2. It works much better for video settings (but that type of online demo is way too CPU intensive) because we can organize each person into continuous tracks and we only need them to become 'frontal' once to do matching. And the more they are frontal, the more data points we have.
Does this technology work using both images simultaneously? Or could lots of images be pre-processed individually into something that allowed a cheaper comparison?
Just to try to explain the question better, here's an example. Let's say I have 10 images and I want to find the most similar people among any pair of images. Do I need to run every pair of images (45 full comparisons) or can I pre-process the 10 images into something such that the 45 comparisons can be done in a less expensive way?
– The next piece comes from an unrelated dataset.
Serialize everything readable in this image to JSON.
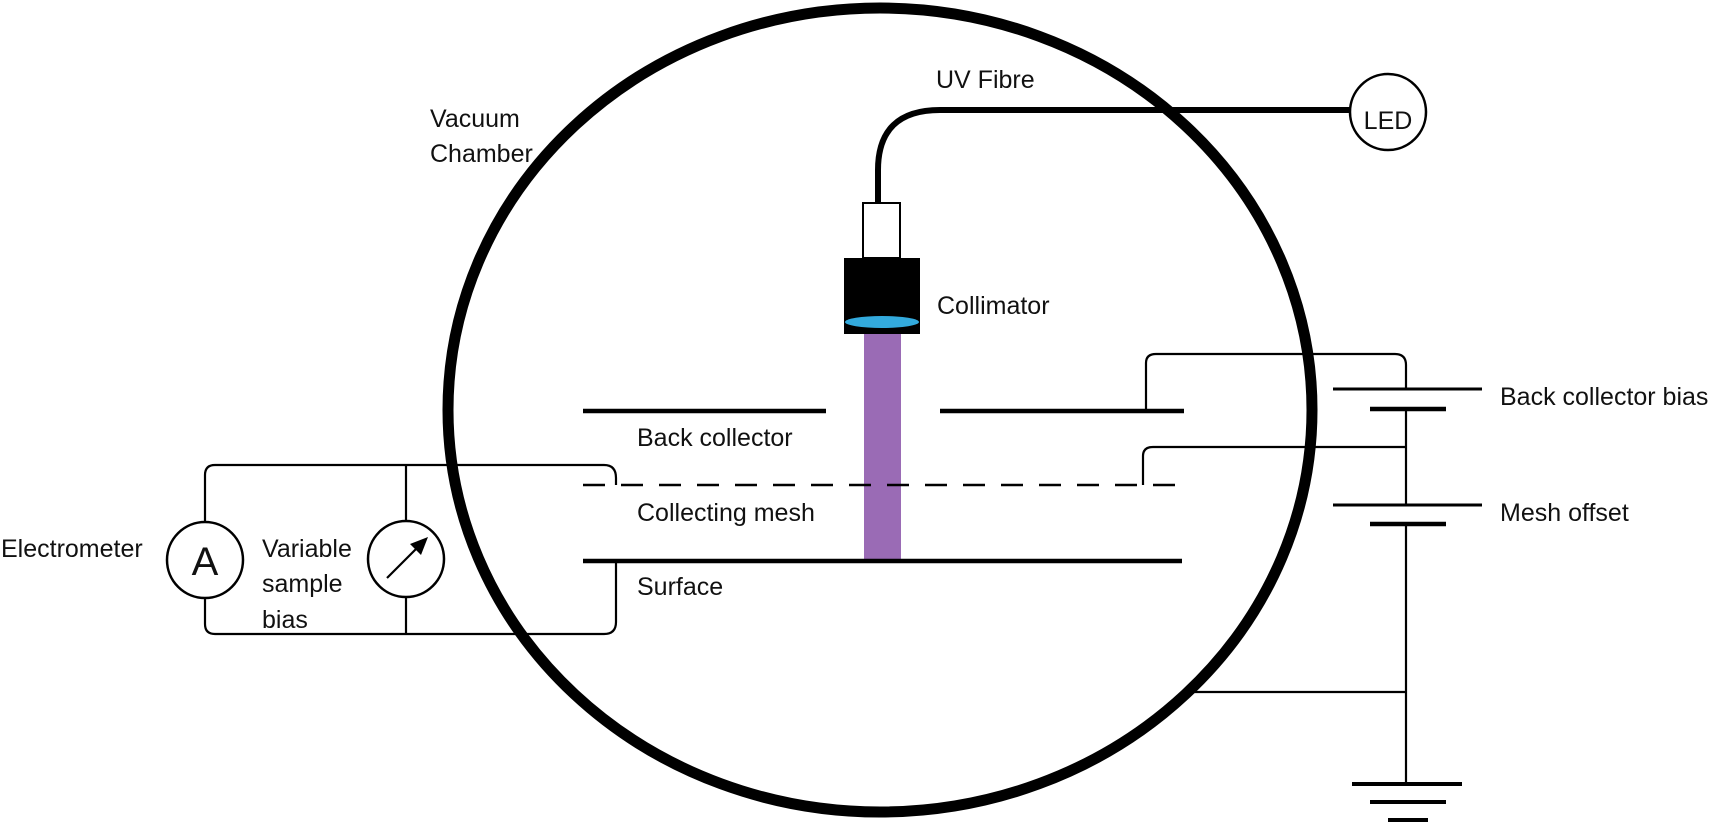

Recognition is generally broken down into two steps, processing faces into "templates" and then comparing those templates. Generating templates includes all the preprocessing stuff as well: detecting faces in an image, estimating their pose, and finding landmark points. Our site goes into these issues in some depth (with some examples). So yes, we do break the process down: generating the templates can be done individually for every image, which allows you store that result and use it for future comparisons.
Generating 2 templates is many more times expensive than comparing those templates. However, as your dataset grows, generating templates grows at N, and the number of comparisons you need to do grows at N^2. So eventually, comparisons dominate.
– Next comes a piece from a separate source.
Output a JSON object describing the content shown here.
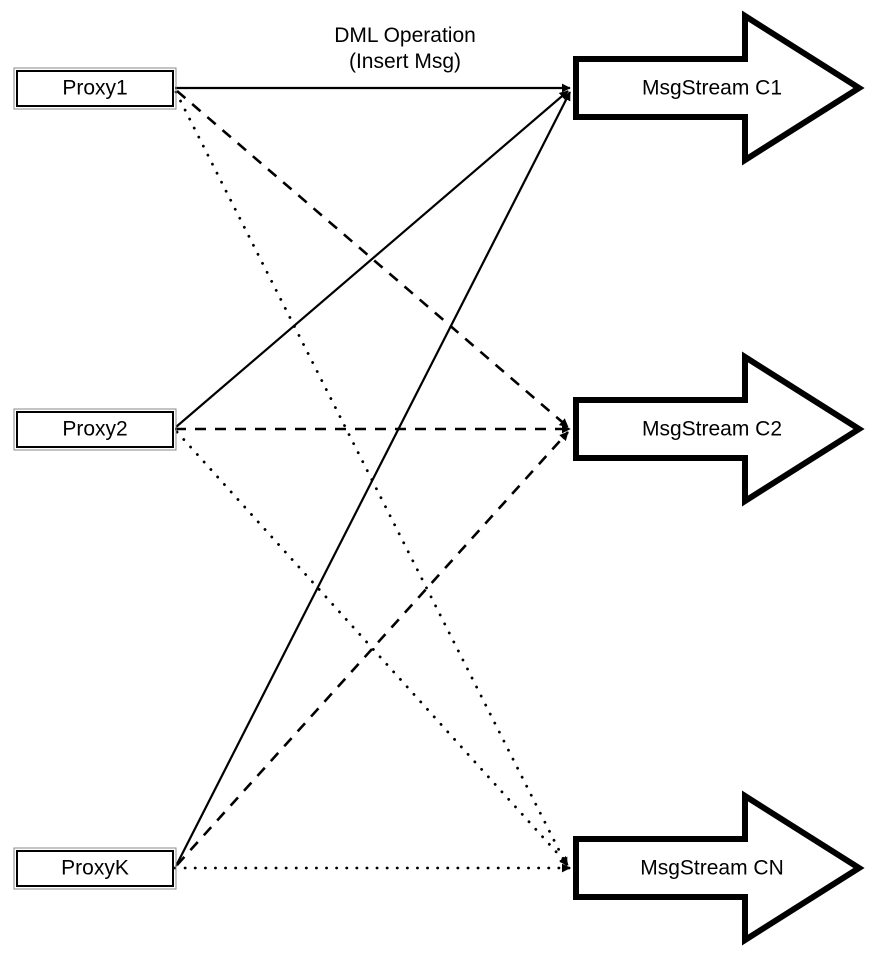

It worked quite well for my face but not my wife's ( http://webdemo.pittpatt.com/recognition_demo/view.php?id=X3Y... ) because her head is slightly tilted and not facing front in these pictures. I'm certain your video recog. is better but I think you should look into making the requirements for photos a bit more lax because very few photographs have full-frontal, upright faces. And once you get it right, talk to Facebook/Myspace etc. :)
OK, I'm not familiar with MatLab performance. :-) But image processing is very computationally expensive, and the demo here is unbelievably fast. It must be optimized for its specific tasks. You just can't get that from a general package.
In retrospect, it's not surprising that they're optimizing some parts with assembler - even SSE (Streaming SIMD (Single Instruction, Multiple Data) Extensions http://en.wikipedia.org/wiki/Streaming_SIMD_Extensions), which I hadn't heard of, but which is the kind of vector parallelism that gives supercomputers their speed.
CMU has been working on facial recognition for a long time. VASC and the now defunct MAPS lab did quite a bit of research for recognizing objects in general as well as facial features. It is good to see a spinoff company that can make money from the hard work put into it. More info:
I totally misunderstood what this is. You recognize and match two faces across two pictures! I thought you just identify that a face is there. You REALLY need to explain a bit clearer what it is - for you it's obvious, for a random person clicking through, it's not obvious at all. The Michael Jackson picture would be the best sample of this.